The product information for Halaven® (eribulin) has been updated to include a new indication. In addition to the treatment of locally advanced or metastatic breast cancer, eribulin is now also approved for the treatment of unresectable liposarcoma in patients who have previously received chemotherapy for advanced or metastatic disease.
Eribulin is a synthetic analogue of halichondrin B, a natural agent isolated from a Japanese marine sponge. This microtubule dynamics inhibitor causes prolonged and irreversible mitotic blockade that results in apoptosis. Unlike vinca alkaloids and taxanes, eribulin inhibits the growth phase of microtubules without affecting the shortening phase. This distinct mechanism of action may make eribulin a valuable option for refractory disease.
The efficacy of eribulin in liposarcoma is supported by the results of a pivotal Phase 3 trial undertaken in patients with liposarcoma or leiomyosarcoma. Median overall survival was two months higher in patients treated with eribulin compared to dacarbazine, although survival benefit appeared to be limited to patients with liposarcoma. Subgroup analysis of these patients demonstrates a mean overall survival of 15.6 months for eribulin and 8.4 months for dacarbazine. However, the study was not sufficiently powered to evaluate survival differences between treatment arms in this subgroup.

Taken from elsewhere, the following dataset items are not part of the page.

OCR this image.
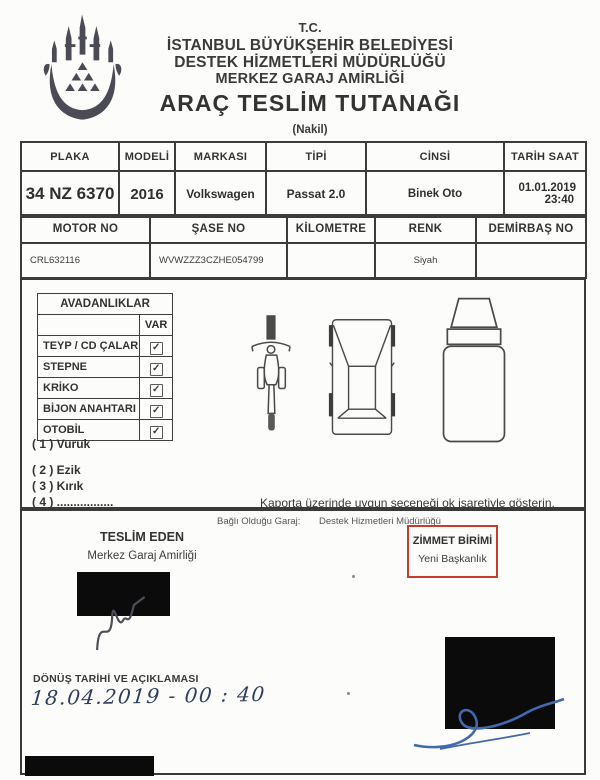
T.C.
İSTANBUL BÜYÜKŞEHİR BELEDİYESİ
DESTEK HİZMETLERİ MÜDÜRLÜĞÜ
MERKEZ GARAJ AMİRLİĞİ
ARAÇ TESLİM TUTANAĞI
(Nakil)
PLAKA	MODELİ	MARKASI	TİPİ	CİNSİ	TARİH SAAT
34 NZ 6370	2016	Volkswagen	Passat 2.0	Binek Oto	01.01.2019
23:40
MOTOR NO	ŞASE NO	KİLOMETRE	RENK	DEMİRBAŞ NO
CRL632116	WVWZZZ3CZHE054799		Siyah	
AVADANLIKLAR	
	VAR
TEYP / CD ÇALAR	✓
STEPNE	✓
KRİKO	✓
BİJON ANAHTARI	✓
OTOBİL	✓
( 1 ) Vuruk
( 2 ) Ezik
( 3 ) Kırık
( 4 ) .................	Kaporta üzerinde uygun seçeneği ok işaretiyle gösterin.
Bağlı Olduğu Garaj: Destek Hizmetleri Müdürlüğü
TESLİM EDEN
Merkez Garaj Amirliği
ZİMMET BİRİMİ
Yeni Başkanlık
DÖNÜŞ TARİHİ VE AÇIKLAMASI
18.04.2019 - 00 : 40
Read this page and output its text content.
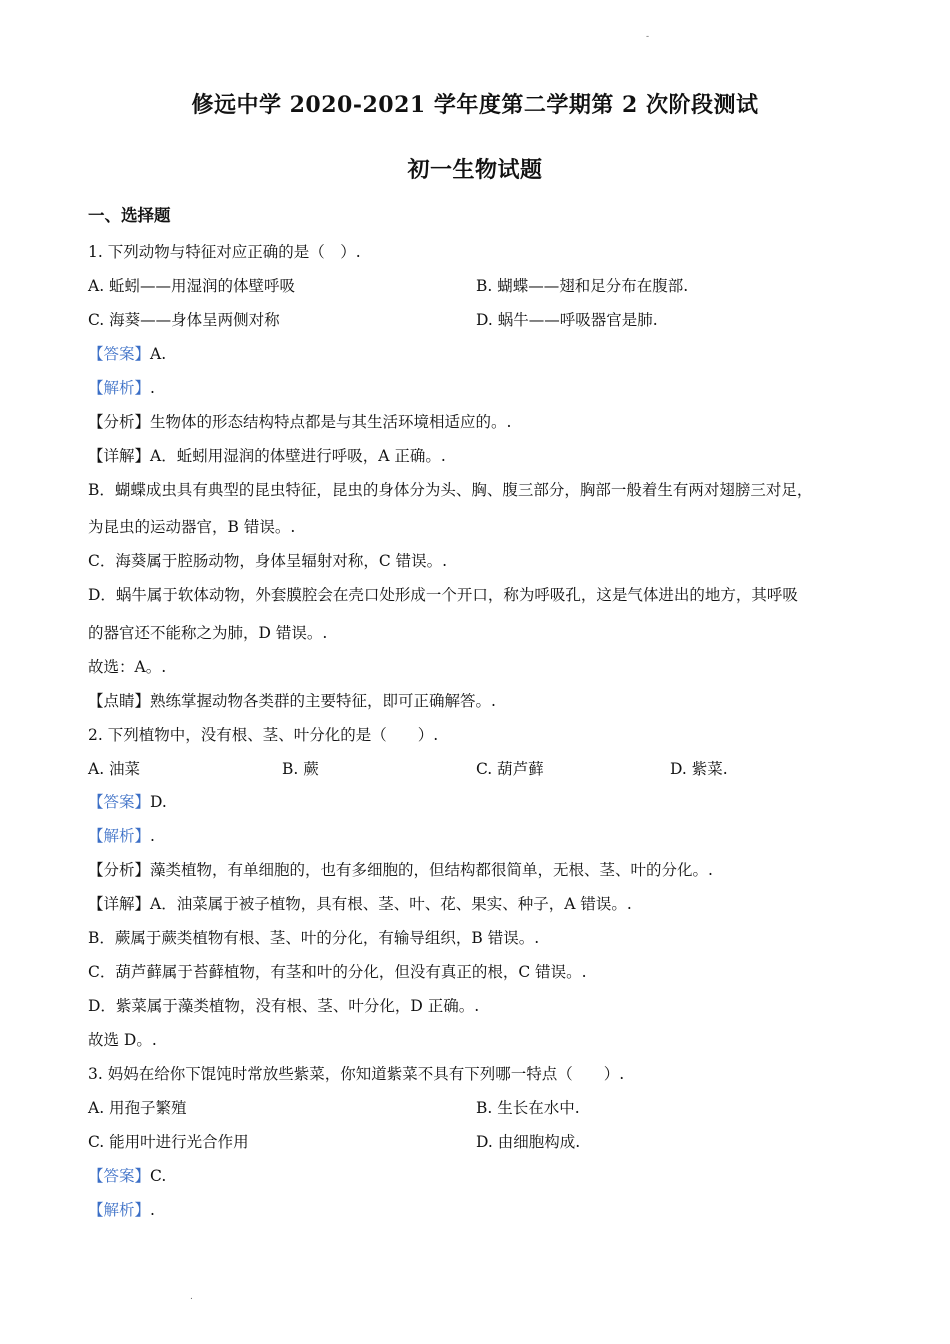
-
修远中学 2020-2021 学年度第二学期第 2 次阶段测试
初一生物试题
一、选择题
1. 下列动物与特征对应正确的是（　）.
A. 蚯蚓——用湿润的体壁呼吸	B. 蝴蝶——翅和足分布在腹部.
C. 海葵——身体呈两侧对称	D. 蜗牛——呼吸器官是肺.
【答案】A.
【解析】.
【分析】生物体的形态结构特点都是与其生活环境相适应的。.
【详解】A．蚯蚓用湿润的体壁进行呼吸，A 正确。.
B．蝴蝶成虫具有典型的昆虫特征，昆虫的身体分为头、胸、腹三部分，胸部一般着生有两对翅膀三对足，
为昆虫的运动器官，B 错误。.
C．海葵属于腔肠动物，身体呈辐射对称，C 错误。.
D．蜗牛属于软体动物，外套膜腔会在壳口处形成一个开口，称为呼吸孔，这是气体进出的地方，其呼吸
的器官还不能称之为肺，D 错误。.
故选：A。.
【点睛】熟练掌握动物各类群的主要特征，即可正确解答。.
2. 下列植物中，没有根、茎、叶分化的是（　　）.
A. 油菜	B. 蕨	C. 葫芦藓	D. 紫菜.
【答案】D.
【解析】.
【分析】藻类植物，有单细胞的，也有多细胞的，但结构都很简单，无根、茎、叶的分化。.
【详解】A．油菜属于被子植物，具有根、茎、叶、花、果实、种子，A 错误。.
B．蕨属于蕨类植物有根、茎、叶的分化，有输导组织，B 错误。.
C．葫芦藓属于苔藓植物，有茎和叶的分化，但没有真正的根，C 错误。.
D．紫菜属于藻类植物，没有根、茎、叶分化，D 正确。.
故选 D。.
3. 妈妈在给你下馄饨时常放些紫菜，你知道紫菜不具有下列哪一特点（　　）.
A. 用孢子繁殖	B. 生长在水中.
C. 能用叶进行光合作用	D. 由细胞构成.
【答案】C.
【解析】.
.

Eribulin is currently only subsidised on the Pharmaceutical Benefits Scheme (PBS) for the treatment of breast cancer. However, the Pharmaceutical Benefits Advisory Committee (PBAC) made a positive recommendation for PBS listing for liposarcoma in November 2016.
- Doherty MK, Morris PG. Eribulin for the treatment of metastatic breast cancer: an update on its safety and efficacy. Int J Womens Health. 2015; 7: 47-58.
- Halaven (eribulin) Australian approved product information. Melbourne: Eisai Australia Pty Ltd. Approved November 2016.
- Pharmaceutical Benefits Advisory Committee. Eribulin: Public summary document – November 2016 PBAC meeting. Canberra: Pharmaceutical Benefits Scheme; 2017.